Nonlinear heart rate variability measures under electromagnetic fields produced by GSM cellular phones

This study was designed to assess the nonlinear dynamics of heart rate variability (HRV) during exposure to low-intensity EMFs. Twenty-six healthy young volunteers were subjected to a rest-to-stand protocol to evaluate autonomic nervous system in quiet condition (rest, vagal prevalence) and after a sympathetic activation (stand). The procedure was conducted twice in a double-blind design: once with a genuine EMFs exposure (GSM cellular phone at 900 MHz, 2 W) and once with a sham exposure (at least 24 h apart). During each session, three-lead electrocardiograms were recorded and RR series extracted off-line. The RR series were analyzed by nonlinear deterministic techniques in every phase of the protocol and during the different exposures. The analysis of the data shows there was no statistically significant effect due to GSM exposure on the nonlinear dynamics of HRV.

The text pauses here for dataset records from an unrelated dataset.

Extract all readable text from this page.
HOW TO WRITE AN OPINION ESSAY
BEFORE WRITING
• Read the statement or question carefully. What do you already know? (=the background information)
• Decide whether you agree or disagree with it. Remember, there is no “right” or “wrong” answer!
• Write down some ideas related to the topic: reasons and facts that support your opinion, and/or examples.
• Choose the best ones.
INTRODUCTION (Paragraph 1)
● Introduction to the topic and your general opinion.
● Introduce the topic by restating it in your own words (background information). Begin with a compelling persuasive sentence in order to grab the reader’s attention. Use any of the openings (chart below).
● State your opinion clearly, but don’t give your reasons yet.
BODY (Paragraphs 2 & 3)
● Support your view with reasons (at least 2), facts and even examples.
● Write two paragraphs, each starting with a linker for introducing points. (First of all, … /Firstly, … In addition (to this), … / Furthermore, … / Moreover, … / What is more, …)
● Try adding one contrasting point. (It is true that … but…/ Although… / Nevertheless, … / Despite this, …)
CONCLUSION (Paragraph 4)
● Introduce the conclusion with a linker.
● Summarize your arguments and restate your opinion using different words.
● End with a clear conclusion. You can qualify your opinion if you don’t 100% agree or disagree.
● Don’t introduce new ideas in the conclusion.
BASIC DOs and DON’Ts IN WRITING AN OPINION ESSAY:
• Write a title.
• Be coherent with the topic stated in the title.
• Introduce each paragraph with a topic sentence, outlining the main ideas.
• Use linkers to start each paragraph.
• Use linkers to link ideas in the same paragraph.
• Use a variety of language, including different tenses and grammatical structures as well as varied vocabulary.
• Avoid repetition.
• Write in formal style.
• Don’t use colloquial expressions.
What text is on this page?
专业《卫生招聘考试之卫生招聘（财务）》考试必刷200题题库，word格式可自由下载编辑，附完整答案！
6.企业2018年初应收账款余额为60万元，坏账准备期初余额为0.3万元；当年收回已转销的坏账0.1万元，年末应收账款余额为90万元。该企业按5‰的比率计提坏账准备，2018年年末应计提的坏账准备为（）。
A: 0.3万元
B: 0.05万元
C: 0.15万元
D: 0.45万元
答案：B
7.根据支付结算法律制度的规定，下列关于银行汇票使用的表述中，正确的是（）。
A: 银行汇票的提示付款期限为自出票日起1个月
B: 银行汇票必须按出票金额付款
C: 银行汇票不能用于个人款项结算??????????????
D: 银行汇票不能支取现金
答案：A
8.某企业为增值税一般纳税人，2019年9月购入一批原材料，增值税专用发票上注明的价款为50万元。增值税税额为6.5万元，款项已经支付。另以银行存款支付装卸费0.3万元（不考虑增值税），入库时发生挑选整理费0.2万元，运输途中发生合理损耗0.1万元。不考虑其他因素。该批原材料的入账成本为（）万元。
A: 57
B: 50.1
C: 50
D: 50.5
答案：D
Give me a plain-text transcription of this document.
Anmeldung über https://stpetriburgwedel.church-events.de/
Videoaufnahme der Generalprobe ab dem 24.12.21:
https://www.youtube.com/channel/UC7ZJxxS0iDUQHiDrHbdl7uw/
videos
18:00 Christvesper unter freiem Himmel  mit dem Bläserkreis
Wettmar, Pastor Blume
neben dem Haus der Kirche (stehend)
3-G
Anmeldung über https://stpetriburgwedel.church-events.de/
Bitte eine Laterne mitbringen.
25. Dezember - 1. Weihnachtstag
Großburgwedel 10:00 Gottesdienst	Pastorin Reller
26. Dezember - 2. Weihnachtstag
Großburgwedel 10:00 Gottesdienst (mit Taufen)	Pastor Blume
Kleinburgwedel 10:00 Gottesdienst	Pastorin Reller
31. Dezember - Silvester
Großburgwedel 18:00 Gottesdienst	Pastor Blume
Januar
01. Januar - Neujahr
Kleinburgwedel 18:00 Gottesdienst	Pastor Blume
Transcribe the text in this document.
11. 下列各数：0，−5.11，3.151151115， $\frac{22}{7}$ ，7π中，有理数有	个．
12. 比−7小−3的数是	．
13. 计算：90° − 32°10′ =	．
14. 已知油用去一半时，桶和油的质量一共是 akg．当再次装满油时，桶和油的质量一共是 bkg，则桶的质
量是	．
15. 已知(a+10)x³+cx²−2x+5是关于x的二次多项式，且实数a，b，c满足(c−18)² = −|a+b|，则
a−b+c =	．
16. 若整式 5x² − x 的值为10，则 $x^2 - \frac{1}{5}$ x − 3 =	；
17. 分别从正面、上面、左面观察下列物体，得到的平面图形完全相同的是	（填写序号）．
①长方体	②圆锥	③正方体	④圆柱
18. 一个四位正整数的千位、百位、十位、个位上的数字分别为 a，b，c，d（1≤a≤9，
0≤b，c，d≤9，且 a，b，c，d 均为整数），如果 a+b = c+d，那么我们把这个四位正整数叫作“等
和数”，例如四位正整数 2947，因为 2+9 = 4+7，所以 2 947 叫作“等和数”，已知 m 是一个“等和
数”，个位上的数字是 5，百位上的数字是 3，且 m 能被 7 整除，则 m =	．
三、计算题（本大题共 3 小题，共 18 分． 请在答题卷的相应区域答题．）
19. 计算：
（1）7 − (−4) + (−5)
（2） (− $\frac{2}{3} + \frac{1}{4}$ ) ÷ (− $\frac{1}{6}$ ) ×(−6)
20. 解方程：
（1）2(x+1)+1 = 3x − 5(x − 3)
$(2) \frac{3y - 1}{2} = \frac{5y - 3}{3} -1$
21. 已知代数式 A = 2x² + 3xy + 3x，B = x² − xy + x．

An update on mobile phones interference with medical devices

Mobile phones' electromagnetic interference with medical devices is an important issue for the medical safety of patients who are using life-supporting medical devices. This review mainly focuses on mobile phones' interference with implanted medical devices and with medical equipment located in critical areas of hospitals. A close look at the findings reveals that mobile phones may adversely affect the functioning of medical devices, and the specific effect and the degree of interference depend on the applied technology and the separation distance. According to the studies' findings and the authors' recommendations, besides mitigating interference, using mobile phones at a reasonable distance from medical devices and developing technology standards can lead to their effective use in hospital communication systems.

Electromagnetic energy radiated from mobile phone alters electrocardiographic records of patients with ischemic heart disease

Background:

Electromagnetic energy radiated from mobile phones did not show significant effect on the blood pressure, heart rate, and electrocardiographic (ECG) parameters in animals and humans.

Aim:

This study aimed to investigate the effect of radiofrequency of mobile phone on the electrocardiographic parameters in patients with history of ischemic heart disease, taking into consideration the gender factor.

Subjects and Methods:

A total number of 356 participants (129 males and 227 females) were admitted in this study. They were grouped into: subjects without cardiac diseases (Group I), patients with ischemic heart disease (Group II), and patients with history of cardiac diseases not related to myocardial ischemia (Group III). Electrocardiogram was obtained from each patient when the mobile phone was placed at the belt level and over precordium in turn-off mode (baseline) and turn-on mode for 40 sec ringing. The records of ECG were electronically analyzed.

Results:

Prolongation of QTc interval was significantly observed in male gender of Groups I and III (P < 0.001). Male patients of Group II showed significant QTc interval prolongation (P = 0.01) and changes in the voltage criteria (P = 0.001). These changes were not observed in female patients with ischemic heart disease. The position of mobile at the belt level or over the precordium showed effects on the heart.

Conclusions:

The radiofrequency of cell phone prolongs the QT interval in human beings and it interferes with voltage criteria of ECG records in male patients with myocardial ischemia.